简体   繁体   English

求python中长度不等的两个字符串的区别

[英]Find the difference between two strings of uneven length in python

a = 'abcdfjghij'
b = 'abcdfjghi'

Output: j

def diff(a, b):
    string=''
    for val in a:
        if val not in b:
            string=val
    return string

a = 'abcdfjghij'
b = 'abcdfjghi'
print(diff(a,b))

This code returns an empty string.此代码返回一个空字符串。 Any solution for this?有什么解决办法吗?

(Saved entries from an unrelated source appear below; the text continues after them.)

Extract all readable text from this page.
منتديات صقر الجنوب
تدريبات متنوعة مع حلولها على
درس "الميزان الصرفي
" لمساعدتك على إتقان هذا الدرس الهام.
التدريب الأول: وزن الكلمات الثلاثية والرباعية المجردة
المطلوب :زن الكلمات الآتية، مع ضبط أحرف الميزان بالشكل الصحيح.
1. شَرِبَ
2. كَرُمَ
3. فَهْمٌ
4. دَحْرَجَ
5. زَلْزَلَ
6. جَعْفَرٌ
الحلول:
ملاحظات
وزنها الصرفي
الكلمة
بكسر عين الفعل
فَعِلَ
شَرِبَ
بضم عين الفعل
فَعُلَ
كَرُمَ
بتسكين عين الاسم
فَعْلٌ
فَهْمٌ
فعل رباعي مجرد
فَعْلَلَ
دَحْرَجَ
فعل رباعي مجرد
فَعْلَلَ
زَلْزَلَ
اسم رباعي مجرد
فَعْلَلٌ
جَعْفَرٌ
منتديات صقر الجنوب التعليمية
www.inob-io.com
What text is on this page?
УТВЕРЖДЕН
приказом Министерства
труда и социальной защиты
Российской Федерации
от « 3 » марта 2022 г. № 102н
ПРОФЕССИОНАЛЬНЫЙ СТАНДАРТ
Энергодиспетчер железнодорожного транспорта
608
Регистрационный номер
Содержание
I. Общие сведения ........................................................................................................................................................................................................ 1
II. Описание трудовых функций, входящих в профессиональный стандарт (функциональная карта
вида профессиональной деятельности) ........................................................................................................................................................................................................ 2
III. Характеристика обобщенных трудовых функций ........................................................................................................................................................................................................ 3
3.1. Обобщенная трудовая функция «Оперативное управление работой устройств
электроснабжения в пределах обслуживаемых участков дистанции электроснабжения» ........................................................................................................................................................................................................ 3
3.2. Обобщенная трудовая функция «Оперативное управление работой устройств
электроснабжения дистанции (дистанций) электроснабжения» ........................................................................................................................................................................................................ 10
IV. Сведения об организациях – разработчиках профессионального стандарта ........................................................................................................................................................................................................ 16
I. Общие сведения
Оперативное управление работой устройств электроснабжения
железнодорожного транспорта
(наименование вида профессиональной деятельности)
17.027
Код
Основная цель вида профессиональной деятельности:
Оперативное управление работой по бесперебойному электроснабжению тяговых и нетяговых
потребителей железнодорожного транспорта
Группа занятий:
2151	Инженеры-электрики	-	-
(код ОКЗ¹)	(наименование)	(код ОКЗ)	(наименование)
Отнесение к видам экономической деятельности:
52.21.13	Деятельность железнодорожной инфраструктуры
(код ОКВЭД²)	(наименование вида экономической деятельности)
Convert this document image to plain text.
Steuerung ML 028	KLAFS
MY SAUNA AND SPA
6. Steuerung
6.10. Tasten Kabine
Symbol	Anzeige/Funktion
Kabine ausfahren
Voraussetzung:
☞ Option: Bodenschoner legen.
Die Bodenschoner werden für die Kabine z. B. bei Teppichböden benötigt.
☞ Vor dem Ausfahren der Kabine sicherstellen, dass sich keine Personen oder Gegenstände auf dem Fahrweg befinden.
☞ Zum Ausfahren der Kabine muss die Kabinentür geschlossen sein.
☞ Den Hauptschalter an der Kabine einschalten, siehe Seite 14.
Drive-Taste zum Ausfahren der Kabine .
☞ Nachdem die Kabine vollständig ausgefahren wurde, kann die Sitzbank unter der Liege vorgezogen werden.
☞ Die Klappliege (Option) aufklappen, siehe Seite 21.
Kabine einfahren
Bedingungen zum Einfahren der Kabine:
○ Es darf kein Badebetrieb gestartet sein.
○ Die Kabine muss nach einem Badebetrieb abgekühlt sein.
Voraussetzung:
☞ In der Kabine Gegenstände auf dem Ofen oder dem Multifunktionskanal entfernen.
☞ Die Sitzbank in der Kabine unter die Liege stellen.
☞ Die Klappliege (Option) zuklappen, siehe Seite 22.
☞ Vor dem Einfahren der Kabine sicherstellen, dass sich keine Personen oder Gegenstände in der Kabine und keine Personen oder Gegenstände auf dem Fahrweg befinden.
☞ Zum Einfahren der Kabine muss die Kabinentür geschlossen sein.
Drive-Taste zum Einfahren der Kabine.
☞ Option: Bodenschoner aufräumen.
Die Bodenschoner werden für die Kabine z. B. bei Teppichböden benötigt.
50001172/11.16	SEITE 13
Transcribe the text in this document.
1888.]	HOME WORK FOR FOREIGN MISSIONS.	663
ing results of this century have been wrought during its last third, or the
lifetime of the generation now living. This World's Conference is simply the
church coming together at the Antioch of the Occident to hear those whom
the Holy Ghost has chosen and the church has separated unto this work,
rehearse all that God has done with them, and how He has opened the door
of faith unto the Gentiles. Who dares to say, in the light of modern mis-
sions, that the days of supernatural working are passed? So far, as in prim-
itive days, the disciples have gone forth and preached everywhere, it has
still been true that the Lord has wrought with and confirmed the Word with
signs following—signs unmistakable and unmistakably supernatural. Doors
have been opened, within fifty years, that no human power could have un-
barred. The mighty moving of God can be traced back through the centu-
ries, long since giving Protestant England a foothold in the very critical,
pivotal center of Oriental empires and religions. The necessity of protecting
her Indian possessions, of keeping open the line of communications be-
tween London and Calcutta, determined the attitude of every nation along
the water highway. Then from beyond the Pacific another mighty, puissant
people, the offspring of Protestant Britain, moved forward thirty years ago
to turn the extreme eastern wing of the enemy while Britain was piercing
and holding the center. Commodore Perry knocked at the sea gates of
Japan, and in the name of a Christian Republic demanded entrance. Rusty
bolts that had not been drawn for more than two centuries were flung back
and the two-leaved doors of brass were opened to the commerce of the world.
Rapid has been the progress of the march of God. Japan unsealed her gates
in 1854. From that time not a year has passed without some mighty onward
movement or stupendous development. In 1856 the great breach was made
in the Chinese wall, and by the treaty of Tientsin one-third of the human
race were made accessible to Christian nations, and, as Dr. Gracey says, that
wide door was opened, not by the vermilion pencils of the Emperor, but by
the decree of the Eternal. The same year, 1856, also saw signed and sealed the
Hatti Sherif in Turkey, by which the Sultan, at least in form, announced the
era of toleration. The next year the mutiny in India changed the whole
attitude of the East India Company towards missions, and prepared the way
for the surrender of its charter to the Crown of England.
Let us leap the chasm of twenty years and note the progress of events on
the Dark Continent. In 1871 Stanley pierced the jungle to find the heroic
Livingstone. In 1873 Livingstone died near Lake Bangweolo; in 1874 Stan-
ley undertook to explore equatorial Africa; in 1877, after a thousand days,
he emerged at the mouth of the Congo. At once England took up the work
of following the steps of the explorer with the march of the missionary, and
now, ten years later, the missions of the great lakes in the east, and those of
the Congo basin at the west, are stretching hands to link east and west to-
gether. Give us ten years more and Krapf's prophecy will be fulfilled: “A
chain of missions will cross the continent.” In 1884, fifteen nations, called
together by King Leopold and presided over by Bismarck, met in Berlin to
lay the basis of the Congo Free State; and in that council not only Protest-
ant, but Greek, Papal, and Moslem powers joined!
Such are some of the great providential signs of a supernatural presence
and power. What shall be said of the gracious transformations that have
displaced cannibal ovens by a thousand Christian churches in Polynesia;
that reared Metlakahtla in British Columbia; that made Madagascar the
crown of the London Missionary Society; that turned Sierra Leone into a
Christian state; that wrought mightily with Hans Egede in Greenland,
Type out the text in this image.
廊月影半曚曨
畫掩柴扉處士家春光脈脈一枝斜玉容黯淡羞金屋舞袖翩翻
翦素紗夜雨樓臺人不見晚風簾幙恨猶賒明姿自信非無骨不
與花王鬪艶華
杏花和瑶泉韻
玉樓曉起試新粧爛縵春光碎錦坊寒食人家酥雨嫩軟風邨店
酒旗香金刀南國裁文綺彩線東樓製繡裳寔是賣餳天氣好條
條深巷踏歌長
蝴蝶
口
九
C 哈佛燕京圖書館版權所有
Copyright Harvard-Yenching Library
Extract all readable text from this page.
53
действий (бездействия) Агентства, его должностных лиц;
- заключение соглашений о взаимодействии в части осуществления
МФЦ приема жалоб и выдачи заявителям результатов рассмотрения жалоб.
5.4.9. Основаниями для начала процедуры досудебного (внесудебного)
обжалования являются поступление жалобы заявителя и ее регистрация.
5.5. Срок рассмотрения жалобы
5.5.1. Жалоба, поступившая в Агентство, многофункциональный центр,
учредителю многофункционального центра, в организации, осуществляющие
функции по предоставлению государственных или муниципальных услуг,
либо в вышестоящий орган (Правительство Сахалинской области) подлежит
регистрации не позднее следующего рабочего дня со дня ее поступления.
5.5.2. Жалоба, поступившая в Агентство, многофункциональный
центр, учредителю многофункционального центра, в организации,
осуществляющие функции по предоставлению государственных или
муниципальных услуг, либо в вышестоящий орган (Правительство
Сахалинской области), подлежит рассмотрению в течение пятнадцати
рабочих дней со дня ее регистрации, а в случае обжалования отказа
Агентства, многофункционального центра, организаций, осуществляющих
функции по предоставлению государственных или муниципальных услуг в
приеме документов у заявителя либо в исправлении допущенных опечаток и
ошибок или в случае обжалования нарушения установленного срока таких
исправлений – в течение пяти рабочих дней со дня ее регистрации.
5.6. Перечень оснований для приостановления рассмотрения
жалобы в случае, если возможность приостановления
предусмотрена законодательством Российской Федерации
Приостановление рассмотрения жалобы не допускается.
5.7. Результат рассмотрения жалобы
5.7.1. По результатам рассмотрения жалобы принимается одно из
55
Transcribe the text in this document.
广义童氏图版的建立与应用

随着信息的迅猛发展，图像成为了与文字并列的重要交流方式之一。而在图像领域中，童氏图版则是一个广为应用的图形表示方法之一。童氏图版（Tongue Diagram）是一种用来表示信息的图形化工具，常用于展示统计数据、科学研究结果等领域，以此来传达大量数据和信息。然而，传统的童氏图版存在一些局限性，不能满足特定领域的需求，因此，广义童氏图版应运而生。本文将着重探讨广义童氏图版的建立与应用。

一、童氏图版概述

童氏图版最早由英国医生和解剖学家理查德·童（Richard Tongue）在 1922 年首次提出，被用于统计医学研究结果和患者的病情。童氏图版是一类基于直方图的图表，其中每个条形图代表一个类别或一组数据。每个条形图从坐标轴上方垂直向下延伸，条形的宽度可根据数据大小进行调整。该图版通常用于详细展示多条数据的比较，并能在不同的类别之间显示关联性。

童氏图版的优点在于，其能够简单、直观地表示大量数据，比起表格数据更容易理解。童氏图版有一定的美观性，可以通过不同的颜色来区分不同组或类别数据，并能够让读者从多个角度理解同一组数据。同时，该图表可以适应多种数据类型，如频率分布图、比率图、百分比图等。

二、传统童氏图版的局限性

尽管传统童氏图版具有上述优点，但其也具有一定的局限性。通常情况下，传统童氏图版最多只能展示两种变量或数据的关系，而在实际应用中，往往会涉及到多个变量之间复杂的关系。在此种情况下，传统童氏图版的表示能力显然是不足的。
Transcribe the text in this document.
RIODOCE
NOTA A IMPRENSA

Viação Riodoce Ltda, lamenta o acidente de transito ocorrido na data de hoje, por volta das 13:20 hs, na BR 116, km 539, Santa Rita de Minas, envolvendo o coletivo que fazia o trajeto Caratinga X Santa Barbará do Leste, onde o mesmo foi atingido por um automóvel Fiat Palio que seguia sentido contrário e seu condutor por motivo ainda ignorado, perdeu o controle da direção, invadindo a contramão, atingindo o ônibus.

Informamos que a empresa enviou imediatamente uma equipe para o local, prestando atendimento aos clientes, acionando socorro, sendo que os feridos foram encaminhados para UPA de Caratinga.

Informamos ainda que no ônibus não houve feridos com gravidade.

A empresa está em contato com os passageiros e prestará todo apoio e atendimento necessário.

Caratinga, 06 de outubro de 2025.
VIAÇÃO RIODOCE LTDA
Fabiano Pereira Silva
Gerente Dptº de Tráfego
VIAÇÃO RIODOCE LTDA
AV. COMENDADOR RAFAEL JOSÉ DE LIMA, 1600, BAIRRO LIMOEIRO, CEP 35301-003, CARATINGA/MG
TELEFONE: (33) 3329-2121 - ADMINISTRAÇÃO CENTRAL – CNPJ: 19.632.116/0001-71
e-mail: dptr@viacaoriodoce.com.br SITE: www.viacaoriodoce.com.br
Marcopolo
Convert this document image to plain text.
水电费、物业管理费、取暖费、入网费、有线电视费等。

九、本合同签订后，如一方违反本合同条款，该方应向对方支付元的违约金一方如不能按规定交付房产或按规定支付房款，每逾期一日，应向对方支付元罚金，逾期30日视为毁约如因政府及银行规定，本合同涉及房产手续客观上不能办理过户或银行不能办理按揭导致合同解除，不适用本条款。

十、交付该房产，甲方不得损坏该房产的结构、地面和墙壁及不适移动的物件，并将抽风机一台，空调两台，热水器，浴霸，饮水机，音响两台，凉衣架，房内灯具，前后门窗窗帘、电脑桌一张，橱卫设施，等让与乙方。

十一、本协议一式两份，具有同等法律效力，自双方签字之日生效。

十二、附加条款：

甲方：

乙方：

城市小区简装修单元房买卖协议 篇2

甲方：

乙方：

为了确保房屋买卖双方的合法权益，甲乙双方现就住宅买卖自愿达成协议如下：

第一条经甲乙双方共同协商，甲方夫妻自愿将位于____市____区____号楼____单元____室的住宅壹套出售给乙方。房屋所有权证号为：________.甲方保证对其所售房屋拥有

collections.Counter from the standard library can be used to model multi-sets, so it keeps track of repeated elements.标准库中的collections.Counter可用于 model 多组,因此它可以跟踪重复的元素。 It's a subclass of dict which is performant and extends its functionality for counting purposes.它是dict的子类,它具有高性能并扩展了其功能以用于计数目的。 To find differences between two strings you can mimic a symmetric difference between sets.要找到两个字符串之间的差异,您可以模仿集合之间的对称差异

from collections import Counter

a = 'abcdfjghij'
b = 'abcdfjghi'

ca = Counter(a)
cb = Counter(b)

diff = (cb-ca)+(ca-cb) # symmetric difference

print(diff)
#Counter({'j': 1})

if I understand correctyl your question is:如果我理解正确你的问题是:

"given 2 strings of different length, how can I find the characters that are different between them?" “给定 2 个不同长度的字符串,我怎样才能找到它们之间不同的字符?”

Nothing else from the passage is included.